Focus haftalık haber dergisinde “Erdoğan idaresi hiçbir zaman şimdiki kadar sallantıda olmamıştı” başlığıyla yayınlanan makalede, AKP Genel Başkanının fiziksel zayıflıklarının ve hastalık belirtilerinin giderek arttığı, halefi hakkında şimdiden spekülasyonlar yapıldığı kaydedilerek “Ve Türkiye derinden bölünmüş durumda: ekonomi durgun, enflasyon dörtnala gidiyor, yoksulluk had safhada. Ama otokrat pes etmeyecektir.” denildi.
Thomas Jäger imzalı yazıda özetle şu hususlara değinildi: “Cumhurbaşkanı Erdoğan’ın sağlığıyla ilgili söylentiler uzun süredir ortalıkta dolaşıyordu. 2011 yılında geçirdiği bağırsak ameliyatından sonra kanser olduğundan şüphelenildi; 2017’de İstanbul’da bir camide namaz sırasında bayıldı; bu yılın Temmuz ayında bir konuşma sırasında kısaca uyukladı. Gözlemciler, onun yorgun ve enerjiden yoksun olduğunu belirtiyor. Bunu kanıtlayan videolar tekrar tekrar gösteriliyor. Bu videolarda yürürken eşinden destek alması gerekiyor, yalpalıyor gibi gözüküyor. Bunların doğru olup olmadığını tespit edebilmek çok zor.”
“Cumhurbaşkanı Erdoğan’ın siyasi yükselişi, Türkiye’nin ekonomik kalkınmasıyla son derece yakından bağlantılıydı. Erdoğan’ın ilk kez Başbakan olduğu 2003 yılında Dünya Bankası rakamlarına göre Türkiye’nin gayri safi yurtiçi hasılası 314 milyar dolardı. Bu rakam 2013 yılında 957 milyar dolara yükseldi. Yani On yılda üç katına çıktı, ancak o zamandan beri istikrarlı bir şekilde düşüyor ve 2020’de 720 milyar dolarda kaldı. İşsizlik bu dönemde nispeten yüksekti ve yüzde 8,4 ile yüzde 13,7 arasında değişti. Son beş yılda yüzde 10’un altına hiç düşmedi ve 2021’in başında yüzde 13.4 idi. Genç işsizliği (15 ila 24 yaş arası) uzun yıllardır yüzde 20’nin üzerinde, genellikle yüzde 30’a yakın.”
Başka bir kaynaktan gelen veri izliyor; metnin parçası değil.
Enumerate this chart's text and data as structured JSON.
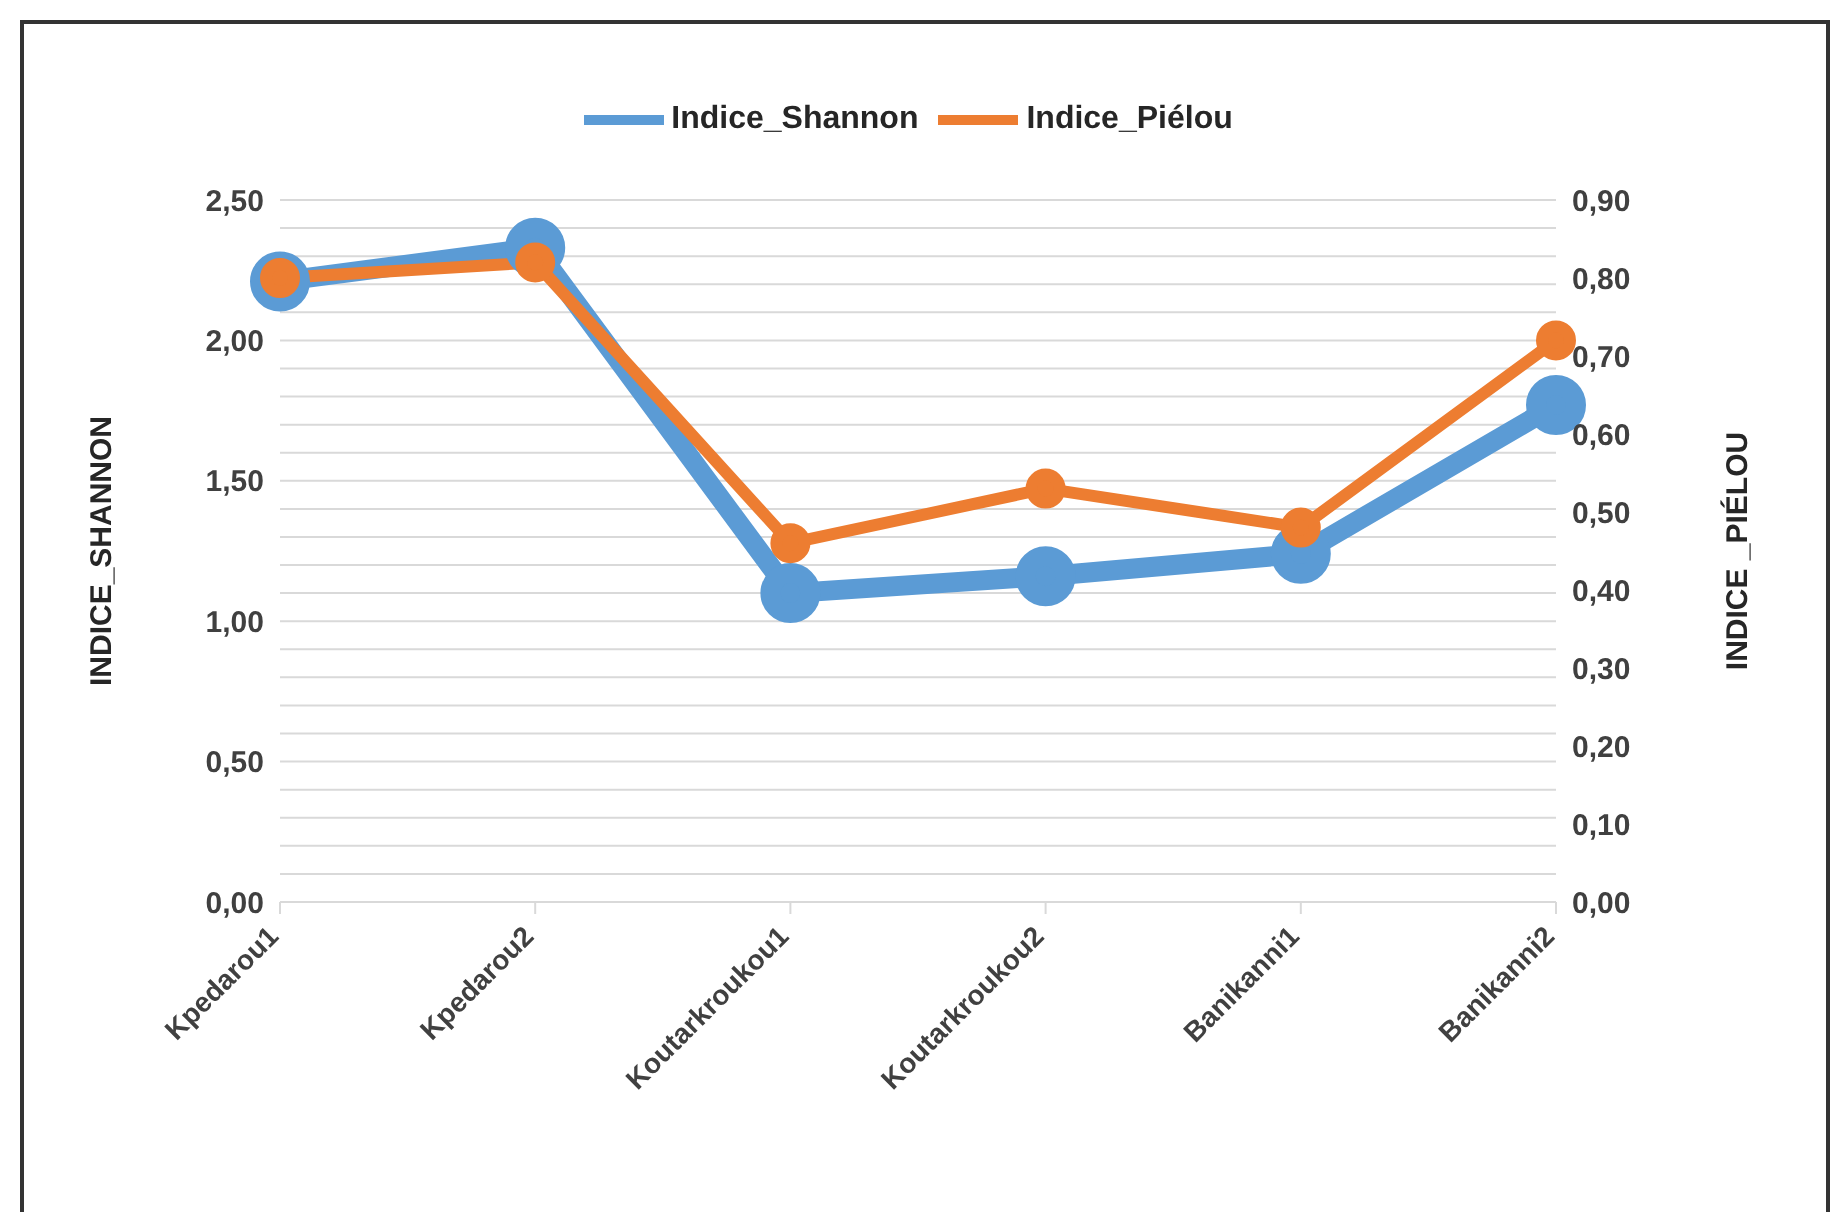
{
  "chart_data": {
    "type": "line",
    "categories": [
      "Kpedarou1",
      "Kpedarou2",
      "Koutarkroukou1",
      "Koutarkroukou2",
      "Banikanni1",
      "Banikanni2"
    ],
    "series": [
      {
        "name": "Indice_Shannon",
        "color": "#5b9bd5",
        "values": [
          2.21,
          2.33,
          1.1,
          1.16,
          1.24,
          1.77
        ]
      },
      {
        "name": "Indice_Piélou",
        "color": "#ed7d31",
        "axis": "y2",
        "values": [
          0.8,
          0.82,
          0.46,
          0.53,
          0.48,
          0.72
        ]
      }
    ],
    "ylabel": "INDICE_SHANNON",
    "y2label": "INDICE _PIÉLOU",
    "ylim": [
      0,
      2.5
    ],
    "yticks": [
      {
        "value": 0,
        "label": "0,00"
      },
      {
        "value": 0.1,
        "label": null
      },
      {
        "value": 0.2,
        "label": null
      },
      {
        "value": 0.3,
        "label": null
      },
      {
        "value": 0.4,
        "label": null
      },
      {
        "value": 0.5,
        "label": "0,50"
      },
      {
        "value": 0.6,
        "label": null
      },
      {
        "value": 0.7,
        "label": null
      },
      {
        "value": 0.8,
        "label": null
      },
      {
        "value": 0.9,
        "label": null
      },
      {
        "value": 1,
        "label": "1,00"
      },
      {
        "value": 1.1,
        "label": null
      },
      {
        "value": 1.2,
        "label": null
      },
      {
        "value": 1.3,
        "label": null
      },
      {
        "value": 1.4,
        "label": null
      },
      {
        "value": 1.5,
        "label": "1,50"
      },
      {
        "value": 1.6,
        "label": null
      },
      {
        "value": 1.7,
        "label": null
      },
      {
        "value": 1.8,
        "label": null
      },
      {
        "value": 1.9,
        "label": null
      },
      {
        "value": 2,
        "label": "2,00"
      },
      {
        "value": 2.1,
        "label": null
      },
      {
        "value": 2.2,
        "label": null
      },
      {
        "value": 2.3,
        "label": null
      },
      {
        "value": 2.4,
        "label": null
      },
      {
        "value": 2.5,
        "label": "2,50"
      }
    ],
    "y2lim": [
      0,
      0.9
    ],
    "y2ticks": [
      {
        "value": 0,
        "label": "0,00"
      },
      {
        "value": 0.1,
        "label": "0,10"
      },
      {
        "value": 0.2,
        "label": "0,20"
      },
      {
        "value": 0.3,
        "label": "0,30"
      },
      {
        "value": 0.4,
        "label": "0,40"
      },
      {
        "value": 0.5,
        "label": "0,50"
      },
      {
        "value": 0.6,
        "label": "0,60"
      },
      {
        "value": 0.7,
        "label": "0,70"
      },
      {
        "value": 0.8,
        "label": "0,80"
      },
      {
        "value": 0.9,
        "label": "0,90"
      }
    ],
    "grid": "y",
    "legend": "top",
    "marker": "circle",
    "line_style": "solid"
  }
}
“Bu zor ekonomik duruma Türk lirasının değer kaybı eşlik ediyor. Şubat 2021’de 1 euro 8 TL iken bu Aralık başında 15 TL’ye çıktı. Bu da Türkiye’de yaşamı yabancılar için çok daha ucuz, ancak Türk halkı için dayanılamaz hale getiriyor. Çünkü fiyatlar hızla yükseliyor. Enflasyon resmi olarak Kasım 2021 için yüzde 21,3; nüfusun bazı kesimleri için gerekli ürünler bazında hesaplandığında daha da yüksek olduğu tahmin ediliyor. Net asgari ücreti 2825,90 TL, yani 10 Aralık 2021 itibariyle 180,86 euro’ya tekabül ediyordu.”
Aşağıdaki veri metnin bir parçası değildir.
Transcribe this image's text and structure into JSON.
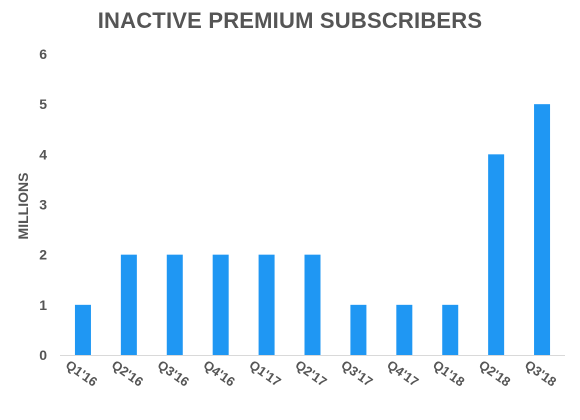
{
  "chart_data": {
    "type": "bar",
    "title": "INACTIVE PREMIUM SUBSCRIBERS",
    "ylabel": "MILLIONS",
    "xlabel": "",
    "categories": [
      "Q1'16",
      "Q2'16",
      "Q3'16",
      "Q4'16",
      "Q1'17",
      "Q2'17",
      "Q3'17",
      "Q4'17",
      "Q1'18",
      "Q2'18",
      "Q3'18"
    ],
    "values": [
      1,
      2,
      2,
      2,
      2,
      2,
      1,
      1,
      1,
      4,
      5
    ],
    "ylim": [
      0,
      6
    ],
    "yticks": [
      "0",
      "1",
      "2",
      "3",
      "4",
      "5",
      "6"
    ],
    "grid": false,
    "colors": {
      "bar": "#1f97f3",
      "text": "#555555",
      "axis": "#d9d9d9"
    }
  }
}
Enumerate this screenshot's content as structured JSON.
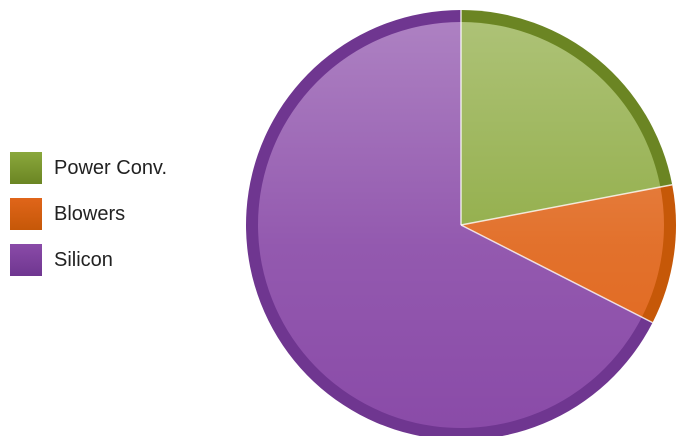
{
  "chart_data": {
    "type": "pie",
    "legend_position": "left",
    "series": [
      {
        "name": "Power Conv.",
        "value": 22,
        "color": "#8aa83c",
        "edge_color": "#6b8523"
      },
      {
        "name": "Blowers",
        "value": 10.5,
        "color": "#e0651a",
        "edge_color": "#c65808"
      },
      {
        "name": "Silicon",
        "value": 67.5,
        "color": "#8a4ba8",
        "edge_color": "#6f3690"
      }
    ]
  }
}
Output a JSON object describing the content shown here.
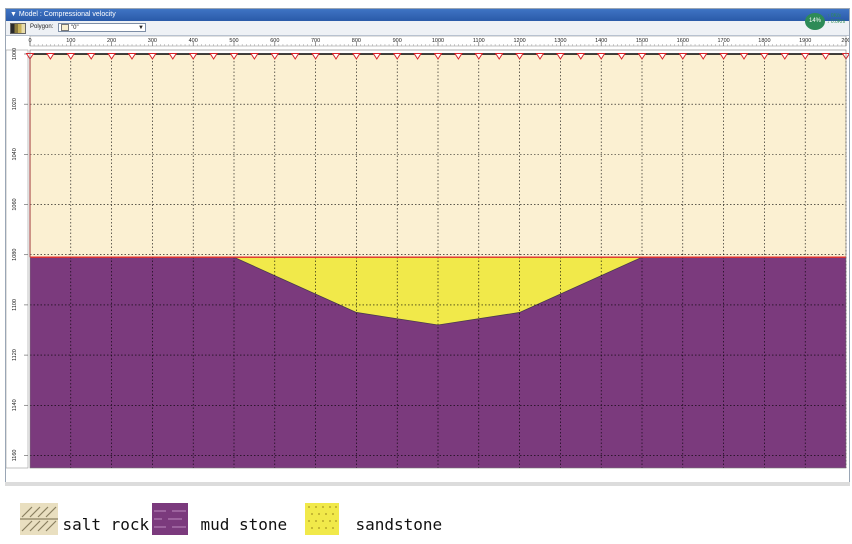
{
  "window": {
    "title": "▼ Model : Compressional velocity",
    "toolbar": {
      "polygon_label": "Polygon:",
      "polygon_value": "\"0\""
    },
    "status": {
      "percent": "14%",
      "rate_up": "0K/s",
      "rate_down": "0.0K/s"
    }
  },
  "plot": {
    "x_ticks": [
      "0",
      "100",
      "200",
      "300",
      "400",
      "500",
      "600",
      "700",
      "800",
      "900",
      "1000",
      "1100",
      "1200",
      "1300",
      "1400",
      "1500",
      "1600",
      "1700",
      "1800",
      "1900",
      "200"
    ],
    "y_ticks": [
      "1000",
      "1020",
      "1040",
      "1060",
      "1080",
      "1100",
      "1120",
      "1140",
      "1160"
    ],
    "layers": [
      {
        "name": "salt rock",
        "color": "#fbf0d2"
      },
      {
        "name": "mud stone",
        "color": "#7b3a7d"
      },
      {
        "name": "sandstone",
        "color": "#f1e94a"
      }
    ],
    "colors": {
      "boundary": "#e4312b",
      "grid": "#000000",
      "receiver": "#d9232a"
    }
  },
  "legend": [
    {
      "label": "salt rock",
      "icon": "salt-rock-swatch-icon"
    },
    {
      "label": "mud stone",
      "icon": "mud-stone-swatch-icon"
    },
    {
      "label": "sandstone",
      "icon": "sandstone-swatch-icon"
    }
  ]
}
“Bu arada, ülkede hükümete karşı muhalefet yayılıyor. Çünkü dövizdeki çöküş, Erdoğan’ın emirlerini dinleyen merkez bankasının düşük faiz politikasından kaynaklanıyor. Şu anda Türkiye’de faiz oranı yüzde 15, bu da enflasyonun oldukça altında. Erdoğan artık ilkesel olarak kendisini faiz karşıtı olarak ilan ediyor ve bunun için de dini argümanlar kullanıyor. Sonuç: Türkiye’de refahta ciddi bir düşüş, yoksulluğun önemli ölçüde artması ve bu hükümetin aşağı yönlü sarmaldan bir çıkış yolu bulamayacağına dair yaygın algı… Muhalefet partileri erken seçim talep ediyor. Erdoğan bunu reddediyor.”
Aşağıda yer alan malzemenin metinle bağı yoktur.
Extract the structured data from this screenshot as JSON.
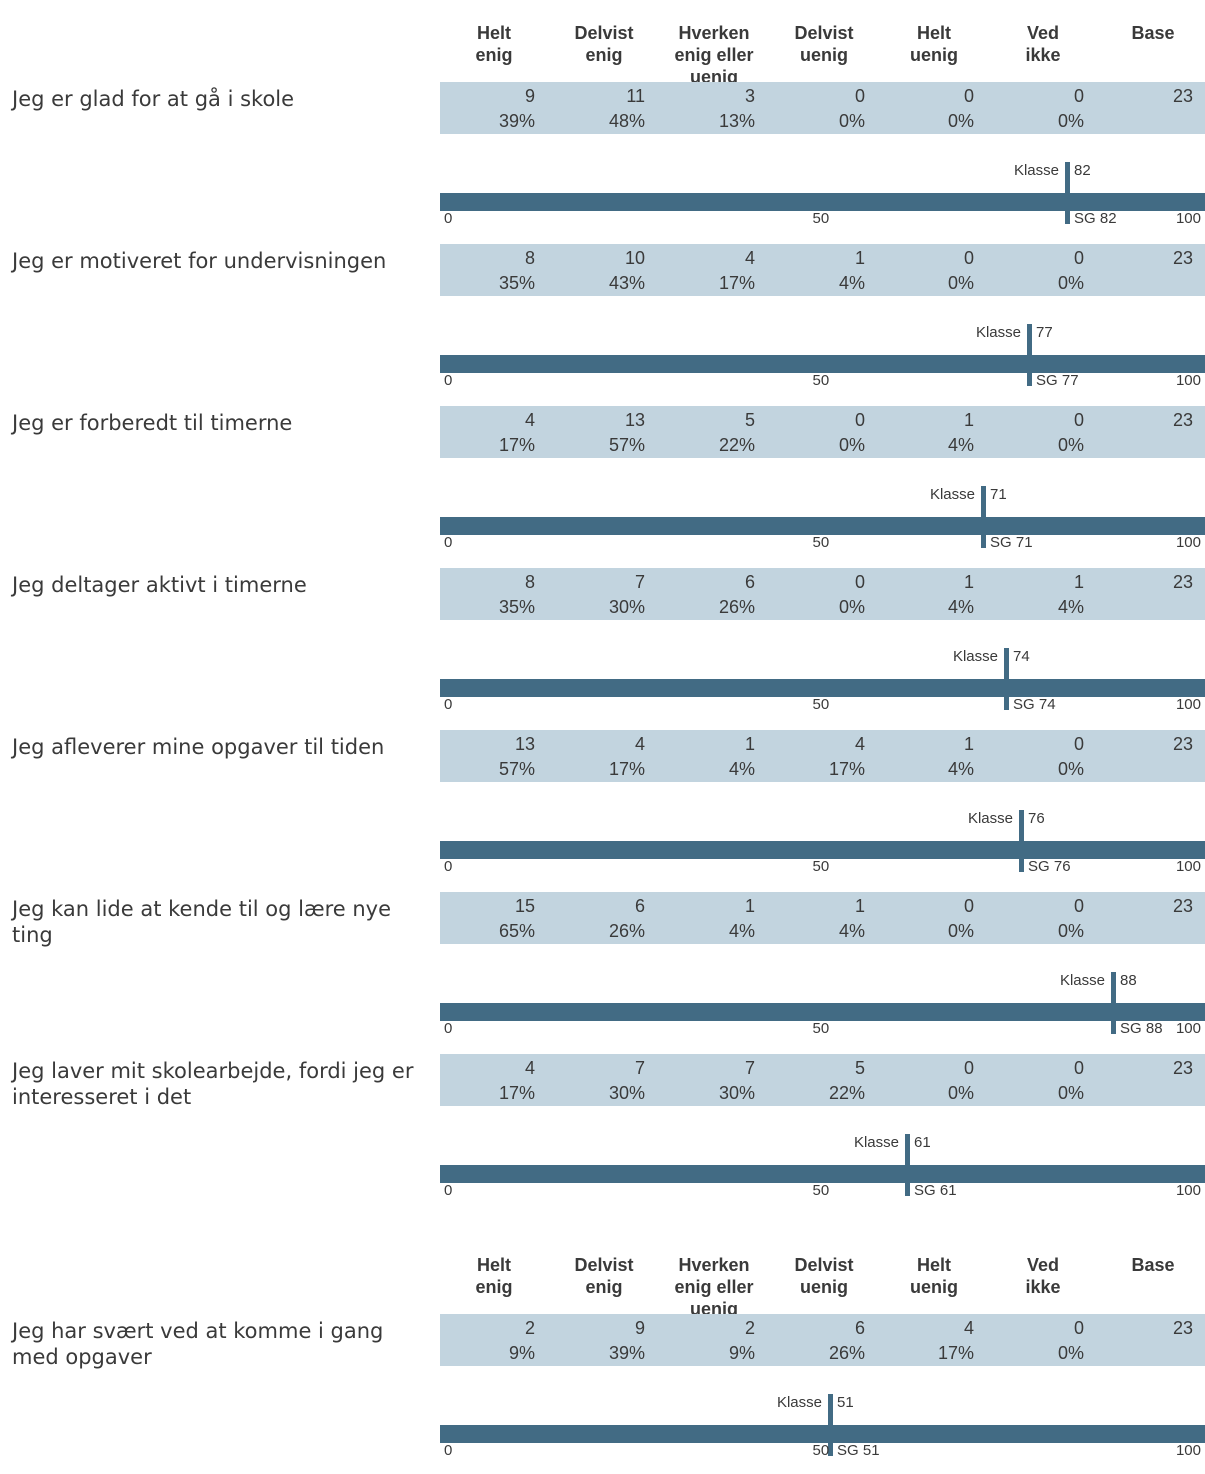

“Birkaç muhalefet partisinin bir sonraki seçimlerde ortak blok oluşturması, Erdoğan’ı özellikle endişelendiren bir durum. Son anketlere göre işi hiç kolay değil. Kısacası, artık eskisi kadar çok sayıda kalabalığı peşinden sürükleyemiyor.”